What is glaringly missing is the "small" fact that Bernake simply can't print up $640+ Trillion to offset a collapse in the known derivatives market, without serious consequences from the Bond Markets to the price of oil.

I do wish Tyler would raise the standards for articles. Or, if ZH is getting paid for this, to state that.

66Sexy's picture

Peter owes Paul 1,000,000,000 situation.

Eventually, if we get close to a SHTF, Peter can settle with paul for 5-10% of the debt and the beloved taxpayers can foot the bill! The tax liability for the forgiven debt? now, that is something i'd like to see behind the scenes. Im sure BAC , C et al got a pass on those stacks of forgiven losses...

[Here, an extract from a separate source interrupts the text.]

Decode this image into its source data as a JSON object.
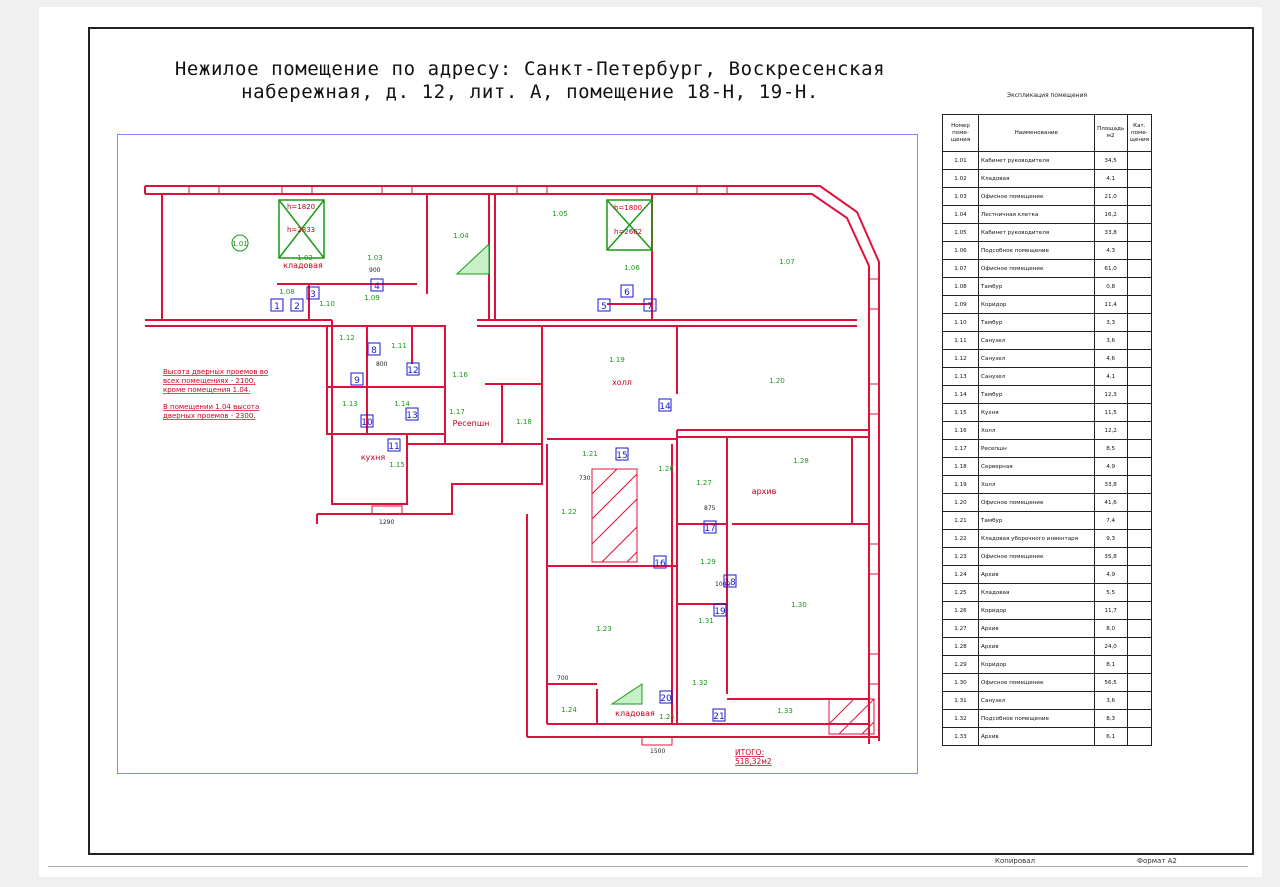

Again, the taxpayer bends over, gets taxed up front, waits 3 weeks for his paycheck, and will soon be looking at 5$ per gallon gas. Oh yeah, like in vegas (which is now 71% underwater), will walk away from his underwater mortgage and instead of saving the money, go to the casino's and gamble it away. I look around, i see (counterintuitively) that the casino parking lots are FULL here... yet on Drudge today, vegas is indeed 71% underwater. The money is going to chase pipedreams, not assets.

Soon, the aptly described JSP schmuck will be priced out of ALL assets; gold ...and even silver, very soon.


AUD's picture

Why is it so hard for people to see that 'inflation', as in rising $ prices, is just 'deflation' of the credit of the central bank & thus the government?

You will never have inflation or deflation because they are the same thing. The money managers in high places laugh as the economic pundits chase shadows, seemingly without end.